See the sample columns 'Max Rank Process (output I want using windowing)' and 'Min Rank Process (output I want using windowing 2)' for what I actually want to output. It seems Windowing may not support 'column name' over without some sort of aggregate. If not windowing (or with windowing) how can I accomplish this?
from pyspark.sql.types import StructType,StructField, StringType, IntegerType
from pyspark.sql import functions as F
from pyspark.sql.window import Window
schema = StructType([ \
StructField("Process",StringType(),True), \
StructField("Process_rank",IntegerType(),True), \
StructField("Max Rank Process (output I want using windowing)",StringType(),True) , \
StructField("Min Rank Process (output I want using windowing 2)",StringType(),True)
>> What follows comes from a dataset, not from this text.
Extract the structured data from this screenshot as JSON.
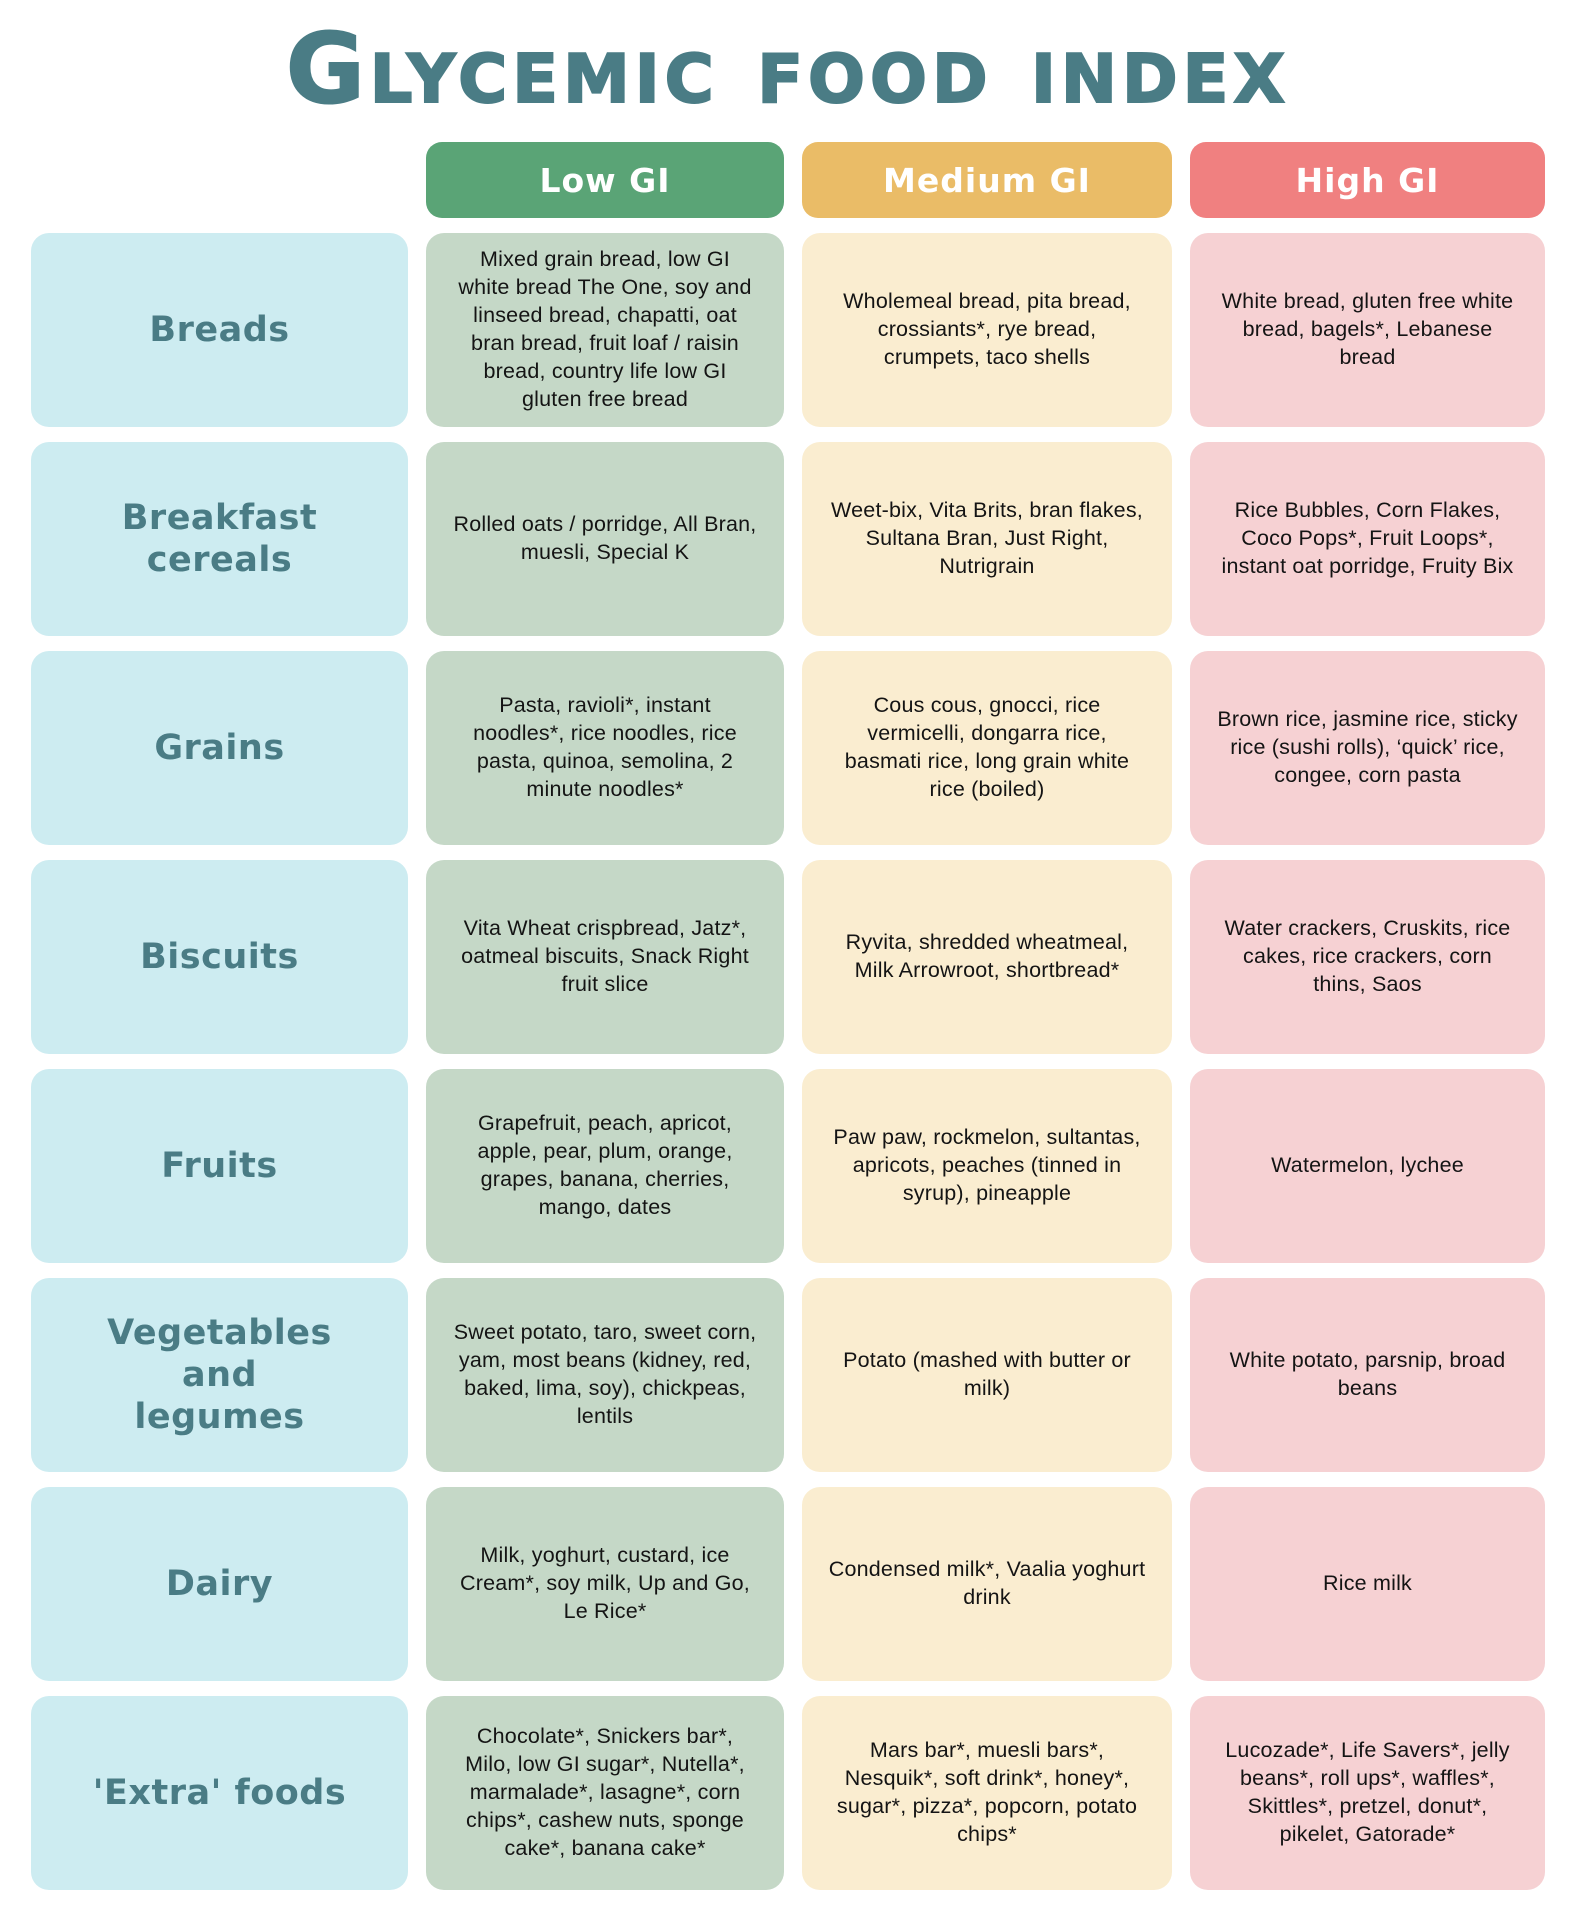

data = [("Inventory", 1, "Retire","Inventory"), \
("Data availability", 2, "Retire", "Inventory"), \
("Code Conversion", 3, "Retire", "Inventory"), \
("Retire", 4, "Retire", "Inventory")
df = spark.createDataFrame(data=data,schema=schema)
# window1: partition by Process name, order by rank max
w_max_rnk = Window.partitionBy("Process").orderBy(F.col("Process_rank").desc())
# window2: partition by Process name, order by rank min
w_max_rnk = Window.partitionBy("Process").orderBy(F.col("Process_rank").asc())
#windowed cols to find max and min processes from dataframe
df = df.withColumn("max_ranked_process", F.col("Process").over(w_max_rnk)) \
.withColumn("min_ranked_process", F.col("Process").over(w_max_rnk))
The performance is not great and it only works okay for a smaller dataframe, though this should give the correct result.
w = Window.orderBy('Process_rank').rowsBetween(Window.unboundedPreceding, Window.unboundedFollowing)
df = (df.withColumn('Max Rank Process', F.last('Process').over(w))
.withColumn('Min Rank Process', F.first('Process').over(w)))